Let $G$ be a Lie group, $\mathfrak g$ be its Lie algebra, and $\operatorname{Aut}(G)$ be the group of its smooth automorphism. Then, my questions are:
(1) Is $\operatorname{Aut}(G)$ again a smooth manifold? And particularly a Lie group?
(2) If so, can I realize $\operatorname{End}(\mathfrak g)$ as something related to the tangent space $T_I(\operatorname{Aut}(G))$, where $I$ is the identity?
Thanks
On
(It makes no sense to ask whether a group is Lie if no topology is specified.) I henceforth refer to (bi)continuous (equivalently, smooth) automorphisms and I endow $\DeclareMathOperator{\Aut}{\operatorname{Aut}} \Aut(G)$ with the compact-open topology.
If $G$ is connected, yes, it’s always a Lie group. It is even a closed subgroup (for the ordinary topology) of the linear algebraic group $\Aut(\mathfrak{g})$, consisting of those automorphisms whose induced automorphism of $\tilde{G}$ maps $Z$ onto itself (where $G=\tilde{G}/Z$ with $\tilde{G}$ simply connected).
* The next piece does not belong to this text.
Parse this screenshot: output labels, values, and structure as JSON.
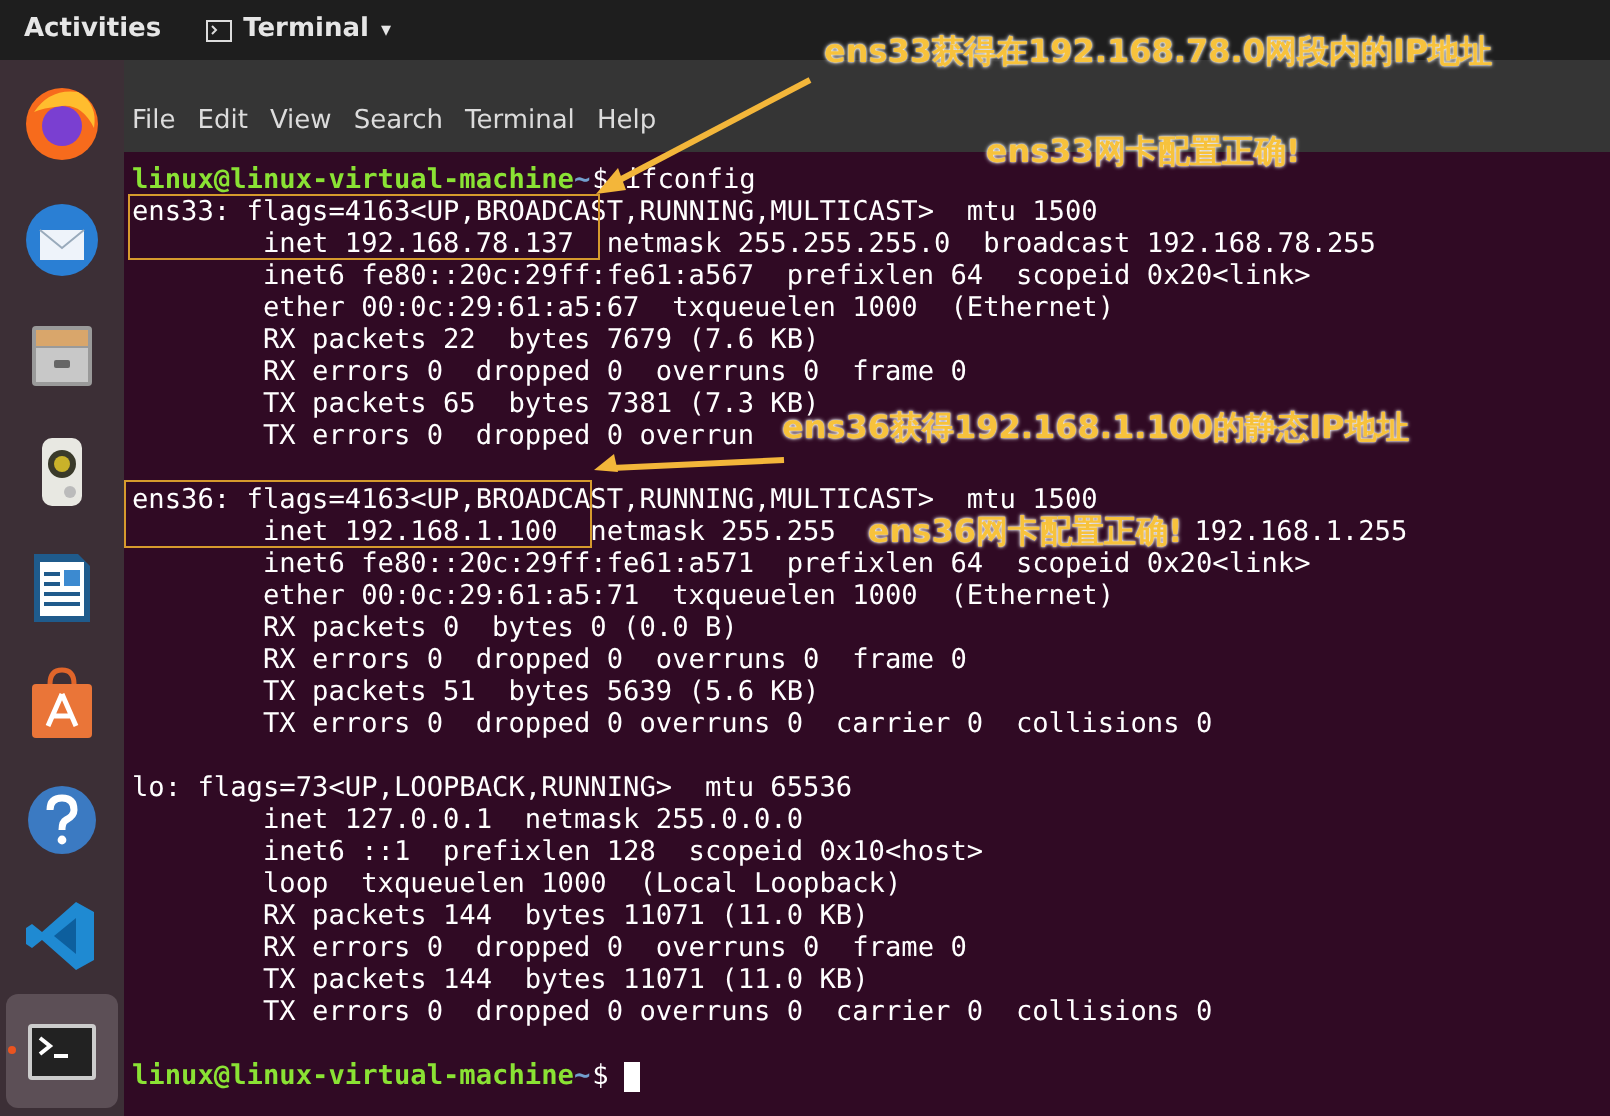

Beware that $\Aut(G)$ can have infinitely many components: for instance $\Aut((\mathbf{R}/\mathbf{Z})^n)\simeq\operatorname{GL}_n(\mathbf{Z})$ has infinitely components if $n\ge 2$).
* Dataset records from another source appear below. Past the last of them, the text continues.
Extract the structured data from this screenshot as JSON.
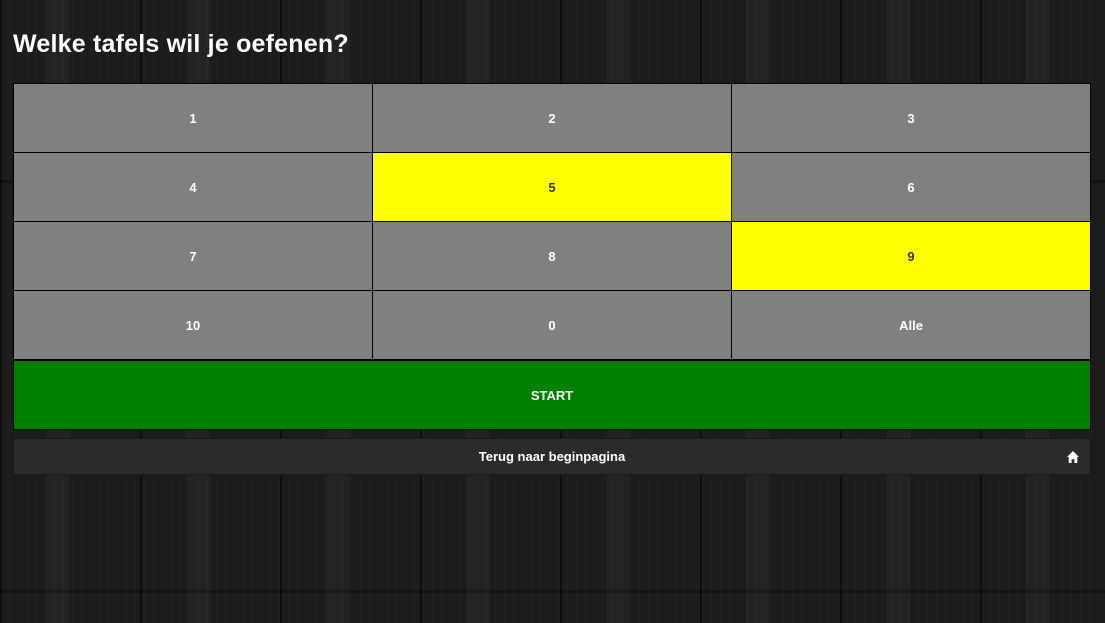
{
  "page": {
    "title": "Welke tafels wil je oefenen?"
  },
  "tables": [
    {
      "label": "1",
      "selected": false
    },
    {
      "label": "2",
      "selected": false
    },
    {
      "label": "3",
      "selected": false
    },
    {
      "label": "4",
      "selected": false
    },
    {
      "label": "5",
      "selected": true
    },
    {
      "label": "6",
      "selected": false
    },
    {
      "label": "7",
      "selected": false
    },
    {
      "label": "8",
      "selected": false
    },
    {
      "label": "9",
      "selected": true
    },
    {
      "label": "10",
      "selected": false
    },
    {
      "label": "0",
      "selected": false
    },
    {
      "label": "Alle",
      "selected": false
    }
  ],
  "start_button": {
    "label": "START"
  },
  "back_button": {
    "label": "Terug naar beginpagina",
    "icon": "home-icon"
  },
  "colors": {
    "tile_default": "#808080",
    "tile_selected": "#ffff00",
    "start": "#008000",
    "back_bar": "#2b2b2b"
  }
}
An elaboration of the previous case shows that $\Aut(G)$ is a Lie group if $G$ has finitely many components; I think it remains true if $G/G^\circ$ is finitely generated (i.e., $G$ is compactly generated) but I haven’t checked.
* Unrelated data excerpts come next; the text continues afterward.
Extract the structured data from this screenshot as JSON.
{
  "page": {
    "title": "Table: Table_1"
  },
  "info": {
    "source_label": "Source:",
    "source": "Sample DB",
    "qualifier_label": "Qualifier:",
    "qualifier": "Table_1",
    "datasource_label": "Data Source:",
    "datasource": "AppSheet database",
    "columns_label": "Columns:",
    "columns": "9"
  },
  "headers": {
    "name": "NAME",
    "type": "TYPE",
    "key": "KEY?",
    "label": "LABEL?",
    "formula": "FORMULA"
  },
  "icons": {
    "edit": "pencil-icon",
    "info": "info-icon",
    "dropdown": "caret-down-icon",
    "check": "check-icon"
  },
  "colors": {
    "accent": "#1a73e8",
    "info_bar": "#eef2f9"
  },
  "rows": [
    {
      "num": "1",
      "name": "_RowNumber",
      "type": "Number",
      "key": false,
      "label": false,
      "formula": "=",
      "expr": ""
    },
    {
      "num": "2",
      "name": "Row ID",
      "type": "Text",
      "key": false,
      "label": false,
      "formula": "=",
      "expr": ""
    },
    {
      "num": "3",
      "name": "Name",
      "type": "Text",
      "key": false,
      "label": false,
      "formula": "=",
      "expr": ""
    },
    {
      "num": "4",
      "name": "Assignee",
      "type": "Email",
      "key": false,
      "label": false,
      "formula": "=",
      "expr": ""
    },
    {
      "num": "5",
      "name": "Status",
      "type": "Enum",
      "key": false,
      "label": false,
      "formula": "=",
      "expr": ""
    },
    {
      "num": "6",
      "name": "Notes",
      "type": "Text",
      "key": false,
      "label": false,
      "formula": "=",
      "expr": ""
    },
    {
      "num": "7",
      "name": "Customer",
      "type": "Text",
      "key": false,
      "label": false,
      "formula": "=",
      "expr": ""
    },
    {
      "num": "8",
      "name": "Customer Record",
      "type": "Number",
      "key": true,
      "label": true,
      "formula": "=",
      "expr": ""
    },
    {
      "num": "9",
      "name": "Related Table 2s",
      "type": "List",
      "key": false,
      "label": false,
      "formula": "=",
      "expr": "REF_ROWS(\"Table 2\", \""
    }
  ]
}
If $G$ is arbitrary, $\Aut(G)$ is not necessarily a Lie group. Examples can be found with $G$ discrete and countable. For instance, for $p$ a prime, the group $\Aut((\mathbf{Z}[1/p]/\mathbf{Z})^n)\simeq\operatorname{GL}_n(\mathbf{Z}_p)$ is compact but not Lie if $n\ge 1$; the group $\Aut(\mathbf{Z}^{(\mathbf{N})})$ is Polish but not locally compact.
This question is considered at length in Hochschild's quite lucid 1952 paper.